Le commerce ambulant de
films permet aux vidéastes de rester proches du public qu’ils côtoient au
quotidien, de connaître ses goûts pour prévenir ses attentes. De son côté, le
public apprécie cette volonté de rapprochement mais reste tout de même
sceptique. Richard Djiff raconte que certaines personnes qu’il aborde dans
la rue crient à la mendicité. « Ils ne réalisent pas que le cinéma soit
tombé si bas au Cameroun qu’un réalisateur descende lui-même dans la rue pour
vendre ses films ».
Le réalisateur
Dieudonné Nadi Nana est aussi de cet avis : « Sous d’autres cieux, le
réalisateur est une star, c’est lui qui fabrique le film. Le réalisateur est un
artiste, pas un commerçant. Qu’un réalisateur devienne vendeur ambulant, cela ressemble
à de la mendicité et ne valorise pas la profession. Les gens pensent qu’ils
peuvent tout faire, mais on a besoin de personnes compétentes qui peuvent nous
aider à vendre nos films ». Dieudonné Nadi Nana a lui-même en projet de
créer une structure de distribution de films en Dvd. Son ambition est de faire
presser les copies en Chine, pour une meilleure qualité, et de les écouler à
travers des réseaux organisés, dont les vendeurs de Cd piratés.
Le groupe de musique
X-Maleya avait déjà procédé ainsi en mai 2011, à la sortie de son 3ème
album Tous ensemble. La maison de
production de cet album, Empire company, avait placé des Dvd originaux auprès
des vendeurs de disques piratés qui les vendaient au prix homologué de
1000Fcfa.
Dans ce contexte de débrouille,
Gervais Djimeli Lekpa, le promoteur de la base de données en ligne cinémaducameroun.com
se pose en relais. Il vend des films vidéo en ligne et les propose aussi sur
support Dvd, disponibles au siège de DLG films à Yaoundé. Entre autres Les fils du ghetto de Franck Henri
Nonga, Negro d’Alphone Ongolo, Magali de William Segnou, Clando réalisé par lui-même et produit
par 2PG Pictures, Paris à tout prix
de Joséphine Ndagnou, de même que les films de Narcisse Mbarga. Mais les ventes
en un point fixe ne sont pas aussi importantes que celles obtenues dans la rue.

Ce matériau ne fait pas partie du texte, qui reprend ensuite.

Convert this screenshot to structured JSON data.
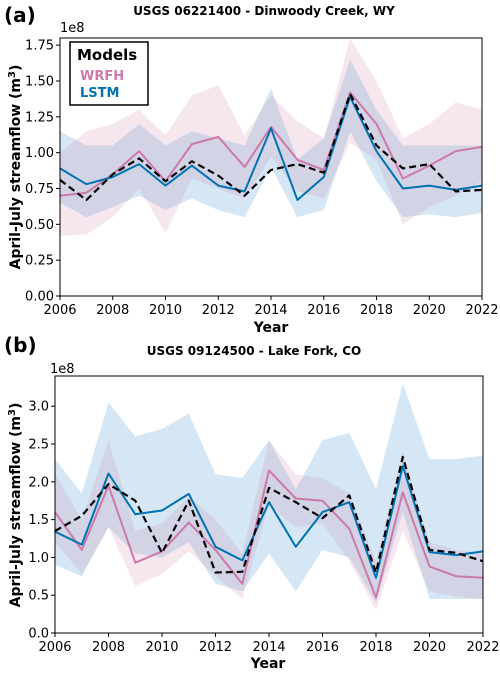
{
  "colors": {
    "wrfh": "#cc79a7",
    "lstm": "#0072b2",
    "observed": "#000000",
    "wrfh_band": "#cc79a7",
    "lstm_band": "#56a0d3"
  },
  "chart_data": [
    {
      "type": "line",
      "panel_label": "(a)",
      "title": "USGS 06221400 - Dinwoody Creek, WY",
      "xlabel": "Year",
      "ylabel": "April-July streamflow (m",
      "ylabel_sup": "3",
      "ylabel_close": ")",
      "multiplier": "1e8",
      "xlim": [
        2006,
        2022
      ],
      "ylim": [
        0,
        1.8
      ],
      "xticks": [
        2006,
        2008,
        2010,
        2012,
        2014,
        2016,
        2018,
        2020,
        2022
      ],
      "yticks": [
        "0.00",
        "0.25",
        "0.50",
        "0.75",
        "1.00",
        "1.25",
        "1.50",
        "1.75"
      ],
      "ytick_values": [
        0,
        0.25,
        0.5,
        0.75,
        1.0,
        1.25,
        1.5,
        1.75
      ],
      "x": [
        2006,
        2007,
        2008,
        2009,
        2010,
        2011,
        2012,
        2013,
        2014,
        2015,
        2016,
        2017,
        2018,
        2019,
        2020,
        2021,
        2022
      ],
      "legend": {
        "title": "Models",
        "placement": "upper-left",
        "entries": [
          "WRFH",
          "LSTM"
        ]
      },
      "series": [
        {
          "name": "WRFH",
          "values": [
            0.7,
            0.72,
            0.85,
            1.01,
            0.8,
            1.06,
            1.11,
            0.9,
            1.18,
            0.95,
            0.88,
            1.42,
            1.2,
            0.82,
            0.91,
            1.01,
            1.04
          ]
        },
        {
          "name": "LSTM",
          "values": [
            0.89,
            0.78,
            0.83,
            0.92,
            0.77,
            0.91,
            0.77,
            0.73,
            1.17,
            0.67,
            0.83,
            1.39,
            1.01,
            0.75,
            0.77,
            0.74,
            0.77
          ]
        },
        {
          "values": [
            0.81,
            0.67,
            0.85,
            0.96,
            0.8,
            0.94,
            0.84,
            0.7,
            0.88,
            0.92,
            0.86,
            1.41,
            1.05,
            0.89,
            0.92,
            0.73,
            0.74
          ]
        }
      ],
      "wrfh_band": {
        "upper": [
          1.0,
          1.15,
          1.2,
          1.3,
          1.12,
          1.4,
          1.47,
          1.12,
          1.4,
          1.22,
          1.1,
          1.8,
          1.5,
          1.1,
          1.2,
          1.35,
          1.3
        ],
        "lower": [
          0.42,
          0.43,
          0.55,
          0.75,
          0.44,
          0.82,
          0.75,
          0.68,
          0.97,
          0.73,
          0.68,
          1.07,
          0.95,
          0.5,
          0.62,
          0.7,
          0.8
        ]
      },
      "lstm_band": {
        "upper": [
          1.15,
          1.05,
          1.05,
          1.2,
          1.05,
          1.15,
          1.1,
          1.05,
          1.45,
          0.95,
          1.1,
          1.65,
          1.3,
          1.05,
          1.05,
          1.05,
          1.05
        ],
        "lower": [
          0.65,
          0.55,
          0.62,
          0.7,
          0.6,
          0.68,
          0.6,
          0.55,
          0.9,
          0.55,
          0.6,
          1.15,
          0.8,
          0.55,
          0.57,
          0.55,
          0.58
        ]
      }
    },
    {
      "type": "line",
      "panel_label": "(b)",
      "title": "USGS 09124500 - Lake Fork, CO",
      "xlabel": "Year",
      "ylabel": "April-July streamflow (m",
      "ylabel_sup": "3",
      "ylabel_close": ")",
      "multiplier": "1e8",
      "xlim": [
        2006,
        2022
      ],
      "ylim": [
        0,
        3.4
      ],
      "xticks": [
        2006,
        2008,
        2010,
        2012,
        2014,
        2016,
        2018,
        2020,
        2022
      ],
      "yticks": [
        "0.0",
        "0.5",
        "1.0",
        "1.5",
        "2.0",
        "2.5",
        "3.0"
      ],
      "ytick_values": [
        0,
        0.5,
        1.0,
        1.5,
        2.0,
        2.5,
        3.0
      ],
      "x": [
        2006,
        2007,
        2008,
        2009,
        2010,
        2011,
        2012,
        2013,
        2014,
        2015,
        2016,
        2017,
        2018,
        2019,
        2020,
        2021,
        2022
      ],
      "series": [
        {
          "name": "WRFH",
          "values": [
            1.6,
            1.1,
            1.95,
            0.93,
            1.08,
            1.46,
            1.1,
            0.65,
            2.15,
            1.78,
            1.75,
            1.38,
            0.47,
            1.86,
            0.88,
            0.75,
            0.73
          ]
        },
        {
          "name": "LSTM",
          "values": [
            1.34,
            1.17,
            2.11,
            1.57,
            1.62,
            1.84,
            1.14,
            0.96,
            1.73,
            1.14,
            1.6,
            1.73,
            0.73,
            2.21,
            1.07,
            1.03,
            1.08
          ]
        },
        {
          "values": [
            1.35,
            1.55,
            1.97,
            1.75,
            1.06,
            1.75,
            0.8,
            0.81,
            1.92,
            1.73,
            1.52,
            1.82,
            0.8,
            2.33,
            1.1,
            1.06,
            0.95
          ]
        }
      ],
      "wrfh_band": {
        "upper": [
          2.1,
          1.5,
          2.55,
          1.35,
          1.45,
          1.8,
          1.5,
          1.05,
          2.55,
          2.1,
          2.05,
          1.85,
          0.95,
          2.4,
          1.2,
          1.1,
          1.05
        ],
        "lower": [
          1.2,
          0.78,
          1.4,
          0.62,
          0.78,
          1.08,
          0.75,
          0.45,
          1.7,
          1.4,
          1.45,
          0.95,
          0.3,
          1.35,
          0.55,
          0.48,
          0.45
        ]
      },
      "lstm_band": {
        "upper": [
          2.3,
          1.85,
          3.05,
          2.6,
          2.7,
          2.9,
          2.1,
          2.05,
          2.55,
          1.9,
          2.55,
          2.65,
          1.9,
          3.3,
          2.3,
          2.3,
          2.35
        ],
        "lower": [
          0.9,
          0.75,
          1.4,
          1.05,
          1.0,
          1.2,
          0.65,
          0.55,
          1.05,
          0.55,
          1.1,
          1.0,
          0.4,
          1.6,
          0.45,
          0.45,
          0.45
        ]
      }
    }
  ]
}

Pour cette génération spontanée de jeunes vidéastes, le pari est de créer
une industrie vidéo au Cameroun, et l’ambition de combler le fossé qui existe
entre le cinéma camerounais et son public. Mais la mauvaise qualité de la
majorité des productions risque de creuser davantage ce fossé. Ces œuvres que l’on
oublie aussitôt après les avoir regardé -quand on a le courage d’aller jusqu’au
bout- vont-elles réussir à amener les Camerounais à boire moins de bière pour
regarder plus de films? Le pari est très loin d’être gagné.
Ce d’autant plus que sans organisation, beaucoup de vidéastes-vendeurs
ambulants naissent et disparaissent du jour au lendemain sans laisser de trace.